Soon after Hunter Douglas deal was made, Alex Behring, co-founder and co-managing partner of 3G, put together a management team consisting of 3G partners and existing Hunter Douglas executives with the goal of producing a best-of-both management team to lead Hunter Douglas toward continued growth and operational improvement.

“As a private enterprise, Hunter Douglas will have the opportunity to advance and expand our business while preserving the family-led culture and strong relationships with stakeholders which have been core to our success,” said  David Sonnenberg in an interview at the time of the deal.

The 3G Capital partnership with Hunter Douglas was seen as a long-term relationship to benefit both 3G as investors and Hunter Douglas as an operating company — exactly the way two family businesses would come together.

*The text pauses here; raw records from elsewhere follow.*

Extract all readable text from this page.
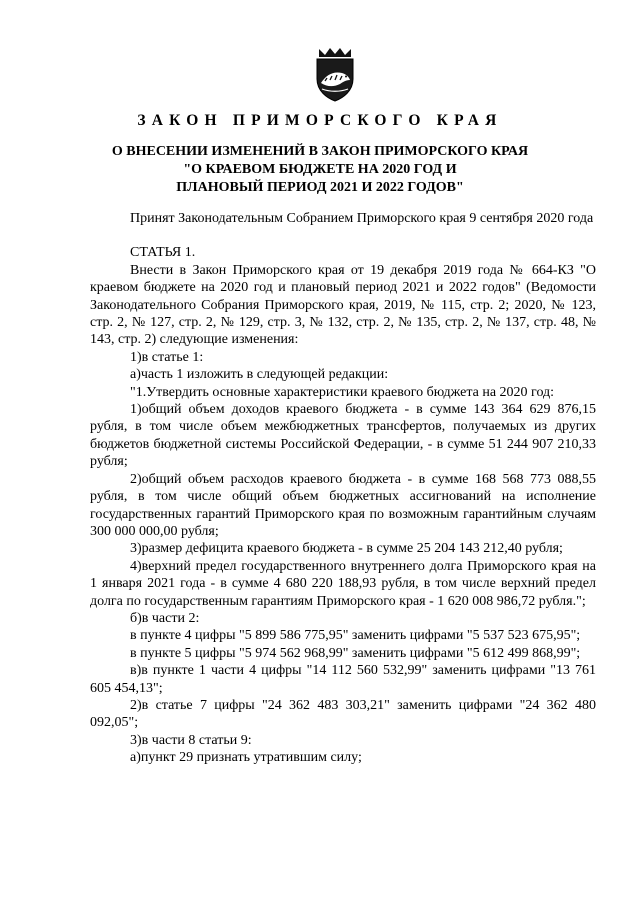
ЗАКОН ПРИМОРСКОГО КРАЯ
О ВНЕСЕНИИ ИЗМЕНЕНИЙ В ЗАКОН ПРИМОРСКОГО КРАЯ
"О КРАЕВОМ БЮДЖЕТЕ НА 2020 ГОД И
ПЛАНОВЫЙ ПЕРИОД 2021 И 2022 ГОДОВ"

Принят Законодательным Собранием Приморского края 9 сентября 2020 года

СТАТЬЯ 1.

Внести в Закон Приморского края от 19 декабря 2019 года № 664-КЗ "О краевом бюджете на 2020 год и плановый период 2021 и 2022 годов" (Ведомости Законодательного Собрания Приморского края, 2019, № 115, стр. 2; 2020, № 123, стр. 2, № 127, стр. 2, № 129, стр. 3, № 132, стр. 2, № 135, стр. 2, № 137, стр. 48, № 143, стр. 2) следующие изменения:

1)в статье 1:

а)часть 1 изложить в следующей редакции:

"1.Утвердить основные характеристики краевого бюджета на 2020 год:

1)общий объем доходов краевого бюджета - в сумме 143 364 629 876,15 рубля, в том числе объем межбюджетных трансфертов, получаемых из других бюджетов бюджетной системы Российской Федерации, - в сумме 51 244 907 210,33 рубля;

2)общий объем расходов краевого бюджета - в сумме 168 568 773 088,55 рубля, в том числе общий объем бюджетных ассигнований на исполнение государственных гарантий Приморского края по возможным гарантийным случаям 300 000 000,00 рубля;

3)размер дефицита краевого бюджета - в сумме 25 204 143 212,40 рубля;

4)верхний предел государственного внутреннего долга Приморского края на 1 января 2021 года - в сумме 4 680 220 188,93 рубля, в том числе верхний предел долга по государственным гарантиям Приморского края - 1 620 008 986,72 рубля.";

б)в части 2:

в пункте 4 цифры "5 899 586 775,95" заменить цифрами "5 537 523 675,95";

в пункте 5 цифры "5 974 562 968,99" заменить цифрами "5 612 499 868,99";

в)в пункте 1 части 4 цифры "14 112 560 532,99" заменить цифрами "13 761 605 454,13";

2)в статье 7 цифры "24 362 483 303,21" заменить цифрами "24 362 480 092,05";

3)в части 8 статьи 9:

а)пункт 29 признать утратившим силу;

“3G Capital and Hunter Douglas share a strong belief in durable value creation through operational excellence, entrepreneurship, and a culture of meritocracy,” said  João Castro Neves, a senior partner at 3G. “I look forward to working closely with David Sonnenberg and the Hunter Douglas management team as we accelerate Hunter Douglas’ growth in partnership with our remarkable founders, managers, and business partners.”

The Sonnenberg family still holds a 25% interest in Hunter Douglas, which brings continuity to the operation of the company, both long term and day-to-day.

Long-term investment horizons for historic companies and brands that exude longevity: 3G Capital’s investment strategy and operational model is a unique combination that should provide its self well for the years to come.